Analistas dizem que definir culpados é um desafio na apuração de crimes em contratos de obras. Primeiro, segundo eles, porque é difícil reunir provas, algo que talvez possa ser sanado pelo fato de a Odebrecht ter um “setor de propinas” organizado.
Segundo, porque há teses consolidadas de defesa. “A empresa alega que foi obrigada a entrar no esquema para não sofrer represália e quem está do lado do Estado diz que não sabia de nada. Não vai ser diferente agora”, disse o advogado Luis Felipe Valerim, professor da FGV.
Defesas
O advogado de José Sarney disse que os delatores falam de pessoas ligadas a ele. “No meio desta confusão levar em consideração ‘pessoas ligadas’ é quase uma irresponsabilidade”, diz a nota. A assessoria do senador Aécio Neves declarou que ele “jamais participou de qualquer ato ilícito envolvendo a Cidade Administrativa”.
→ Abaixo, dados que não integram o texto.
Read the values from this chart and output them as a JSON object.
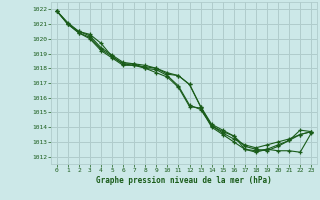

O senador Renan Calheiros considera “uma inconsciência” ligá-lo às obras do canal, pois ele fazia oposição ao governador na época. Em nota, o senador José Serra declarou pautar sua trajetória “na lisura e na austeridade” e que a revisão dos contratos no Rodoanel Sul gerou uma economia de R$ 180 milhões.
O deputado Marco Maia disse desconhecer “o teor das delações mentirosas”. Paulo Bernardo nega ter feito pedidos a Odebrecht e que a inclusão do metrô no PAC foi lícita. O ministro Eliseu Padilha, Valdemar da Costa Neto e Paulo Souza, não se pronunciaram. A reportagem não localizou Teotônio Vilela.